Qualche mese prima di fare il definitivo botto col recente (e meraviglioso) "Every Red Heart Shines Toward The Red Sun", i Red Sparowes pubblicano uno split con Gregor Samsa, eccelso compositore della scena post-rock/slow-core statunitense. Due composizioni a testa per un visionario viaggio che ha inizio tra le distese spaziali dei "passeri rossi", coi loro continui giochi tra spazi pieni e spazi vuoti, crescendo inesorabili di malinconica bellezza, ed epiche melodie che tuonano fragorose tra le maglie del vento. Albe radiose e foschie argentee prendono forma mentre le chitarre ne spianano il corridoio verso un abbacinante infinito. Due perle di classe estrema, come sempre. Non è da meno il coinquilino Samsa. La sua è una poetica onirica e riflessiva, piena di mestizia che non tracima mai nello sconforto più assoluto.

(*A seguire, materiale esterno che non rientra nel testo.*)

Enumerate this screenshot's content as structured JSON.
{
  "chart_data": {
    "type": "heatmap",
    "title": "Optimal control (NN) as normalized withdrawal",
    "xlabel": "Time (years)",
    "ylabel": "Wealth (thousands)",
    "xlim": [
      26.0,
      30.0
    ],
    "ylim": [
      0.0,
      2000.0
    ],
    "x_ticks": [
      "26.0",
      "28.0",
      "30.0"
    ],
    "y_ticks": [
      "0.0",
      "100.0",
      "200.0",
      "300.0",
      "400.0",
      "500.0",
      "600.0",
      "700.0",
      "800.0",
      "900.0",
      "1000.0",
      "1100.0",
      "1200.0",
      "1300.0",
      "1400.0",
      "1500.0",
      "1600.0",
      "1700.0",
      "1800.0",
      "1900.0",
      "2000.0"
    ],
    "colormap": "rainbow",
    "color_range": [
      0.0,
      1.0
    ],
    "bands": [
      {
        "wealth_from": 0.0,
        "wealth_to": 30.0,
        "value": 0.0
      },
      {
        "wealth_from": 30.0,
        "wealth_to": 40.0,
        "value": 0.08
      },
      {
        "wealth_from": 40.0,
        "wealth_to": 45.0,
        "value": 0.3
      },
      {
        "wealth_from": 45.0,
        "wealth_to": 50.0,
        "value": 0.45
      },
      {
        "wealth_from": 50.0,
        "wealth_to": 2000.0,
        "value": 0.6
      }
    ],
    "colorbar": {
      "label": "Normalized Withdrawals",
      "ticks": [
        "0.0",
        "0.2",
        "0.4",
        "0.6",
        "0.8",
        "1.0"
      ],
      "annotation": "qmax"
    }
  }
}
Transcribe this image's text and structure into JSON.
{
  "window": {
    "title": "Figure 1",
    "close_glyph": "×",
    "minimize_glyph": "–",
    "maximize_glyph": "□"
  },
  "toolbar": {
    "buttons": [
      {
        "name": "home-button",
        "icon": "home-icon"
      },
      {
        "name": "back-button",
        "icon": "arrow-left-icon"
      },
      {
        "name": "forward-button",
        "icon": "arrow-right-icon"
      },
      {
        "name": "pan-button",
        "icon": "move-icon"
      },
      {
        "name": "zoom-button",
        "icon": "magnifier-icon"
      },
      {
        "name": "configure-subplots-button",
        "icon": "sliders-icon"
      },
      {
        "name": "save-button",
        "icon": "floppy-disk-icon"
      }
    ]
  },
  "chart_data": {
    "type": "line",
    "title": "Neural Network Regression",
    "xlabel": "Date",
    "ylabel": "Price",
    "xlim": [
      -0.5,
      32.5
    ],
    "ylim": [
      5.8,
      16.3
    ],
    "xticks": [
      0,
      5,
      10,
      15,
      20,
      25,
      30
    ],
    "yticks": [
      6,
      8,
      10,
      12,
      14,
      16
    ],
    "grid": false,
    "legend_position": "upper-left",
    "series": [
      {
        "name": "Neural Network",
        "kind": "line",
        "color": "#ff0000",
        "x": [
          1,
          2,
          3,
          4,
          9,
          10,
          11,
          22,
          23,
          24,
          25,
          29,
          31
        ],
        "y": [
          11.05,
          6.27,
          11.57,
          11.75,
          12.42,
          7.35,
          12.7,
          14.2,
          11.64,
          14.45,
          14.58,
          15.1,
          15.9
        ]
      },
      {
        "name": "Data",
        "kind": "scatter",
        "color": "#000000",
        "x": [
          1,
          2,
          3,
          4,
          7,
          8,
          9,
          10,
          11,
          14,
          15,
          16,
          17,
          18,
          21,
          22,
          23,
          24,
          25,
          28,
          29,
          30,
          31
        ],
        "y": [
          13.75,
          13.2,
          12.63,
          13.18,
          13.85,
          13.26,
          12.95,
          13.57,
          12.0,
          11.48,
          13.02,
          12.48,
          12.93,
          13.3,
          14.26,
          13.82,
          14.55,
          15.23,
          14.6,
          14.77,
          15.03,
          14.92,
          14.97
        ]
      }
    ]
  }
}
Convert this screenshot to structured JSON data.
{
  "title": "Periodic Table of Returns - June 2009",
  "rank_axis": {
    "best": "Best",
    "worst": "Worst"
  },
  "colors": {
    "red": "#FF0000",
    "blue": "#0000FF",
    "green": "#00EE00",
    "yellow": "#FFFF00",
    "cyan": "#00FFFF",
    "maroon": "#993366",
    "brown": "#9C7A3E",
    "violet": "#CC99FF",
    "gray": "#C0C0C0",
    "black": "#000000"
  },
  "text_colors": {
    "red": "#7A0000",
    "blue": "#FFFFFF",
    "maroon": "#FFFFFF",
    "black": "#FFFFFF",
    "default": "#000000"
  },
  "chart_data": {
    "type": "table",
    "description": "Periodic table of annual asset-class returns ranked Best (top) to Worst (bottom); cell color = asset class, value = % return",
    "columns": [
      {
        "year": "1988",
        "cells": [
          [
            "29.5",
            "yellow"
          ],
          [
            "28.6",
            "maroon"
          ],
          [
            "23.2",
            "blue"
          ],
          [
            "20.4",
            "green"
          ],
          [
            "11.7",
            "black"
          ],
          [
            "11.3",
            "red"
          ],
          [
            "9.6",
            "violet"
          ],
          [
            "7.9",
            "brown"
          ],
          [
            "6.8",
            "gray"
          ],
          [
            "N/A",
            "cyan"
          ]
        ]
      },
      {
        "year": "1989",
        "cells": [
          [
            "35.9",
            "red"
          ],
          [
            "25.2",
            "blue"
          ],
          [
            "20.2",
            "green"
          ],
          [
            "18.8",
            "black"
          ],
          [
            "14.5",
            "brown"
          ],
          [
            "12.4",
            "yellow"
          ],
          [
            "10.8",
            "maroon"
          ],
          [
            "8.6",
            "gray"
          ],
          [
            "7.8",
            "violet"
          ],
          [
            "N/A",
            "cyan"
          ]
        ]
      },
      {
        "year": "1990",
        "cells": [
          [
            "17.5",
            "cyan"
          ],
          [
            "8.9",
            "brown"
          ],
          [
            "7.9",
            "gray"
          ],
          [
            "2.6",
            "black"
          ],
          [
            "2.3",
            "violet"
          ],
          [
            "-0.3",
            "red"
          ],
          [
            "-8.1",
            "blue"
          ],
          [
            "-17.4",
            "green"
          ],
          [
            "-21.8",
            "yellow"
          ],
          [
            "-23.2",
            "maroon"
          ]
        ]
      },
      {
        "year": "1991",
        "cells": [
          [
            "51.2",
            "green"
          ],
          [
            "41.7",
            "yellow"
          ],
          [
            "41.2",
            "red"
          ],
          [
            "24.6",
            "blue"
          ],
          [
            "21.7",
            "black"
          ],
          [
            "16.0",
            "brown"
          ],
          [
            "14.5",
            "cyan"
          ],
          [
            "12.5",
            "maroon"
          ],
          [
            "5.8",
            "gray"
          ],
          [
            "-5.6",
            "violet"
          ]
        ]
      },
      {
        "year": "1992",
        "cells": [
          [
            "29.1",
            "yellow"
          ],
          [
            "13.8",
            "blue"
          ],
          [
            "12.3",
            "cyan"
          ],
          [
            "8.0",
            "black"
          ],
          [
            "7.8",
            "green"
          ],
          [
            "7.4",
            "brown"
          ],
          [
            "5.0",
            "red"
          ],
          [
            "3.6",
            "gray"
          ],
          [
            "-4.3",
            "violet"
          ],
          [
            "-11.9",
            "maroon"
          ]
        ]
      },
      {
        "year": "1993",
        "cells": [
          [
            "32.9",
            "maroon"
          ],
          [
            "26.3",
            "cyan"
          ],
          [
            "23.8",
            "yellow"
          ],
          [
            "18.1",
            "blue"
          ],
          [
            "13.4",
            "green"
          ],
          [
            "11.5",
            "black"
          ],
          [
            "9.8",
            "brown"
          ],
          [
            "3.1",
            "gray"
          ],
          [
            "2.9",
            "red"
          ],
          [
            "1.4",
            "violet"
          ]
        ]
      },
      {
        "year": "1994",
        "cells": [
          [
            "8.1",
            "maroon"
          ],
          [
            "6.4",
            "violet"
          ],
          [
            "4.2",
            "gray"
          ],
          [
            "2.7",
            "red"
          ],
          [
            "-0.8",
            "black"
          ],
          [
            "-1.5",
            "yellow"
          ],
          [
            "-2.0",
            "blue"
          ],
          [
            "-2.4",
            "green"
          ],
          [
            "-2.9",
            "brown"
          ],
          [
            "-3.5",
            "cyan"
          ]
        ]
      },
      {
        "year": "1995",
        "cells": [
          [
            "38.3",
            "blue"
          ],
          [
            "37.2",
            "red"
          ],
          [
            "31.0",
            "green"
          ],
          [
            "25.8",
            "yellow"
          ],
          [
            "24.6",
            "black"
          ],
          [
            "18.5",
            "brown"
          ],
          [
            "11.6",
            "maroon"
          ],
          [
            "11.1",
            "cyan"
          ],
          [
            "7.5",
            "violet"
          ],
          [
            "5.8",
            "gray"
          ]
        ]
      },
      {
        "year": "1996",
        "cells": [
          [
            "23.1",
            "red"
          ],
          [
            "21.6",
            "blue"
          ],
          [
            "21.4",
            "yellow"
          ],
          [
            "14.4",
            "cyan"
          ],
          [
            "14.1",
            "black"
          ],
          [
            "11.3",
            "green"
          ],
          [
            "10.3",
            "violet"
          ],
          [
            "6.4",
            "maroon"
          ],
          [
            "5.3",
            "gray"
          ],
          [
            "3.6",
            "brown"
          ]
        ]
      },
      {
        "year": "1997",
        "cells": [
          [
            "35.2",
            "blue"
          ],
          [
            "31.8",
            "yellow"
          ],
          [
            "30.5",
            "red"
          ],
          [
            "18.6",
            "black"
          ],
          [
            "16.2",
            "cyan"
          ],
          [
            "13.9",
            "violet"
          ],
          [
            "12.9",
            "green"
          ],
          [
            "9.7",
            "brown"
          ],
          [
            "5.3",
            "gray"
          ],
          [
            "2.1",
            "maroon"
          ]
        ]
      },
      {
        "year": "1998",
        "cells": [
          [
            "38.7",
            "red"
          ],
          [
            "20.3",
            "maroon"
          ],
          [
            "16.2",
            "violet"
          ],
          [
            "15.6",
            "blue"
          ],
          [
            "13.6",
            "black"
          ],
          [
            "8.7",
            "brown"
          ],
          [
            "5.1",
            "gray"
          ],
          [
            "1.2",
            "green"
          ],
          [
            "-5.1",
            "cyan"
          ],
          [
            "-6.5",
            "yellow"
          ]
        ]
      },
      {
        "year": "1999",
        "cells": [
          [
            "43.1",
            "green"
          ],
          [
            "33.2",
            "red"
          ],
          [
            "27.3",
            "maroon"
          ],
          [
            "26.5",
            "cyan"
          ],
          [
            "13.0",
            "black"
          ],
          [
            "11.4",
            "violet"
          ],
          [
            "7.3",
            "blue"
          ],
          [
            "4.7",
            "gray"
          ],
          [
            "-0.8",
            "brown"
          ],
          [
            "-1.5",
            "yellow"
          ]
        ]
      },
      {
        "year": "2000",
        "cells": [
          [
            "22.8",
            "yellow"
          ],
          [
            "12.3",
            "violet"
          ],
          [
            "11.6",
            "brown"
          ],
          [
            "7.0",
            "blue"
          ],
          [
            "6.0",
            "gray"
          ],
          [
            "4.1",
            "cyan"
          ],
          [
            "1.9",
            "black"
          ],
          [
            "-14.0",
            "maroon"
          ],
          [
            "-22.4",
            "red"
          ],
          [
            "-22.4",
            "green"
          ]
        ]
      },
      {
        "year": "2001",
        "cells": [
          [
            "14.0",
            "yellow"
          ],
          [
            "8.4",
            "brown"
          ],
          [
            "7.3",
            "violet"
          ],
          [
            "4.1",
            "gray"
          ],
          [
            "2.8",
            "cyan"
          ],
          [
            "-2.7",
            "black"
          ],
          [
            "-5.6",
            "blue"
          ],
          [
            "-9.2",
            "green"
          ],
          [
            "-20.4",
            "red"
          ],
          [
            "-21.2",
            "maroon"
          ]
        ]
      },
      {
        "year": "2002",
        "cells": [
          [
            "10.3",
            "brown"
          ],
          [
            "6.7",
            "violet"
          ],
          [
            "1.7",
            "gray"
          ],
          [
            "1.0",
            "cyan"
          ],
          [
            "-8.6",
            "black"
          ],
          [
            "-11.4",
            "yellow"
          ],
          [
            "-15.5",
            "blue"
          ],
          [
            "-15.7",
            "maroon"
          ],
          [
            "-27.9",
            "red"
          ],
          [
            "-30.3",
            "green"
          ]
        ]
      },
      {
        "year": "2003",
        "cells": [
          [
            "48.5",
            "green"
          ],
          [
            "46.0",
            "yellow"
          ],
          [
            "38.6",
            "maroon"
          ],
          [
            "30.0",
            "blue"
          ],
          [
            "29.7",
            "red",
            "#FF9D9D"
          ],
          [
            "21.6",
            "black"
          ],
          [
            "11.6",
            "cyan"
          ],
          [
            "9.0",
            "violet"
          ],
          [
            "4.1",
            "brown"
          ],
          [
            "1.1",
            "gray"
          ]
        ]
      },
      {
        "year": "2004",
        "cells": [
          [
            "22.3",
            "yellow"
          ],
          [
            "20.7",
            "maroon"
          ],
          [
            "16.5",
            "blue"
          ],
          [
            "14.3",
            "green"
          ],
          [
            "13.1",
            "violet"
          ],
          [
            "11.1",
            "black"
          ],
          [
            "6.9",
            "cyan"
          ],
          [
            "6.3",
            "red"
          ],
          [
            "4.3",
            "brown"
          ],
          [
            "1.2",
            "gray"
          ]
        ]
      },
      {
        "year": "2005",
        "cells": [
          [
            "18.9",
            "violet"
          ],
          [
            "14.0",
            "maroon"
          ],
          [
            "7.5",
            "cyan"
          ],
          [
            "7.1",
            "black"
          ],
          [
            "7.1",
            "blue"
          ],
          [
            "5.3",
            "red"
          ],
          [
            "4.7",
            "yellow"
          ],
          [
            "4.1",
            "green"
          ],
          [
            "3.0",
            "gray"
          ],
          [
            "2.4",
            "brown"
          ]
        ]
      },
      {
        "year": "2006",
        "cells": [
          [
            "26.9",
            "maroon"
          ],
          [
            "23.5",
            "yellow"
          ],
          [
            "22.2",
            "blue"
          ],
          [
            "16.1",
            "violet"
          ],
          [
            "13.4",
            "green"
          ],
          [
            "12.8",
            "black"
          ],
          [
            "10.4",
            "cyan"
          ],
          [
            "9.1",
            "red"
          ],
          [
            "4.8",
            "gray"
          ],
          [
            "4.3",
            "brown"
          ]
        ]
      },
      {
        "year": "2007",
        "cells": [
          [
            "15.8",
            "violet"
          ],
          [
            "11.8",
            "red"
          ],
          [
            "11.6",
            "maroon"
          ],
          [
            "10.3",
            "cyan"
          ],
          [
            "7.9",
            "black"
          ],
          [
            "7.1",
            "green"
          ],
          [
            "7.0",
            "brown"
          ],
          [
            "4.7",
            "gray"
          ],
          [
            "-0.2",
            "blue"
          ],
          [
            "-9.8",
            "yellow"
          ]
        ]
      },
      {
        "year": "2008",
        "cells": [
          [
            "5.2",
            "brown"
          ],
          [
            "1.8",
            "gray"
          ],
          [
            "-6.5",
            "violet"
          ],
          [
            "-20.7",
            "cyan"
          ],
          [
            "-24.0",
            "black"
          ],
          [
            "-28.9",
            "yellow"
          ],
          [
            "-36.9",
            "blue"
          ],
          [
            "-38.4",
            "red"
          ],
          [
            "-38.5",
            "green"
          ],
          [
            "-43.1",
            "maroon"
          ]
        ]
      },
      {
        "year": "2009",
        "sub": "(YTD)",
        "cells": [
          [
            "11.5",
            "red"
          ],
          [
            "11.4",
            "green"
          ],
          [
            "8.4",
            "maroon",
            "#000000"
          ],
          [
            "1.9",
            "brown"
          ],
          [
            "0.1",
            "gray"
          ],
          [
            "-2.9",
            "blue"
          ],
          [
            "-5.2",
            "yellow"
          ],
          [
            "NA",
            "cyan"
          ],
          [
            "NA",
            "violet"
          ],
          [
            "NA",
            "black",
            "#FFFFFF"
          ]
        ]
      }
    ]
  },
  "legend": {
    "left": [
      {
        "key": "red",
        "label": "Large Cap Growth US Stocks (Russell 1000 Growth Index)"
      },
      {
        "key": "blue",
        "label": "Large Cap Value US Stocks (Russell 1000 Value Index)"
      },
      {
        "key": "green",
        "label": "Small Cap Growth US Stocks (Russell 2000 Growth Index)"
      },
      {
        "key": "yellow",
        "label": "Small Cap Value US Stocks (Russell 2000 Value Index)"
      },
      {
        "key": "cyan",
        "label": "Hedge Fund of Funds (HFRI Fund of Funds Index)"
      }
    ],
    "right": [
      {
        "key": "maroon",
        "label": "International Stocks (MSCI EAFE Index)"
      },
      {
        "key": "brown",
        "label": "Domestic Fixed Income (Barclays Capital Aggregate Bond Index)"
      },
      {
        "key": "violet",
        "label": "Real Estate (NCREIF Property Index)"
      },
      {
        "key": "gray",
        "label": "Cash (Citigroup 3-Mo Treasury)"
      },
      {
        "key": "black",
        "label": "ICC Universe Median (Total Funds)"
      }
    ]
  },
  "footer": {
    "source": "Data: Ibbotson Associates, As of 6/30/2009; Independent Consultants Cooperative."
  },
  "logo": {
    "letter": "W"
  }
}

Al suo interno risiede la speranza per una quiete interiore che non può non giungere senza un precedente imbrunire dell'io. I passi iniziali di Young & Old / Divine Longing sembrano richiamare il tema portante della soundtrack di "Twin Peaks", ma va da sè, semplici assonanze. Il canto di Gregor è estremamente confidenziale, levigato e placido seguendo una linearità melodica ricca di grazia. Le architetture delle sue composizioni si rivolgono alla maestosità degli archi, soprattutto nel solenne finale della già citata Young & Old, indubbiamente la migliore tra le due ivi incluse recanti la firma di Samsa. Vibrante e per certi versi anche toccante alla maniera dei Sigur Ròs di "Agaetys Birjuyn", una candida e dolce sorpresa.


JACK ROSE :
Jack Rose
(VHF, 2006)

Trasferitosi a Philadeplhia nei primi anni di questo nuovo secolo, Jack Rose, già componente del trio drone/noise Pelt, intraprende una carriera solista che ha come unico protagonista la sua sei corde. Questo eponimo lavoro è uscito lo scorso anno e consta di sette tasselli di blues acustico in cui il fingerpicking si incrocia con lo slide. Lirismo dai toni campestri, bucolici e solitari a cui viene dato vigore dal perenne strisciare dello slide, il quale plasma ora melodie fiammeggianti (Dark Was The Night), ora intarsi dalle tinte country (Revolt), ora movenze circospette ma allo stesso tempo intriganti (Levee), ora sobri temi tipici dello slow-blues (St. Luois Blues). Spirits In The House è un lungo percorso in lande meditative increspate da arpeggi a cascata, come se si stesse seguendo uno dei percorsi ascetici di Derek Trucks. Non per tutte le orecchie, ma senza dubbio un lavoro amabile.


VIRUS : Carheart
(Jester Records, 2003)



Chissà se sentiremo più parlare dei Virus. E non nego che tra queste parole si agita un velo di rammarico. Il chitarrista/cantante Czral è tornato di recente nei suoi Ved Buens Ende, appena ripresosi da quel drammatico volo da un palazzo di Oslo che stava per costargli la vita nel marzo del 2005. Per il momento, il progetto pare essere stato messo in stand-by a tempo indeterminato. Sorto nel 2000, l'anno successivo il marchio Virus esordisce con "The Drama Hour", riproposto nel 2003 con il titolo di Carheart sotto l'egida della Jester Records, etichetta gestita dai membri degli Ulver. La miscela del terzetto norvegese (sono della partita anche il bassista Plenum ed il batterista Esso) è parecchio complessa e stratificata. La chitarra è in perenne tensione tra accordi in minore di origine black metal e le dissonanze stranianti dei Voivod, la voce è declamatoria pur senza possedere il piglio del padrone, nonostante non manchi di incutere una certa reverenza. "Carheart" è un film in bianco e nero dove ogni tanto si scorge qualche macchia di sangue vivo rigurgitata dal sottosuolo. La fluidità a monte del discorso è un fatto sul quale non si può soprassedere, soprattutto se messo in relazione a suoni tanto spigolosi, a tracciati tortuosi dai ripetuti passaggi jazzati ma non per questo eccessivamente inestricabili. Hustler e 4 si risolvono su arpeggi sinistri che fungono da linea portante per tutto lo svolgimento. Ossessivi e dall'animo catastrofico, nelle loro trame risiedono abrasioni dal vago sentore industrial e progressioni ricamate direttamente sullo stoner. "Carheart" è invero un misterioso gioiello del sottobosco psych/prog contemporaneo. Affrontarlo è una vera goduria.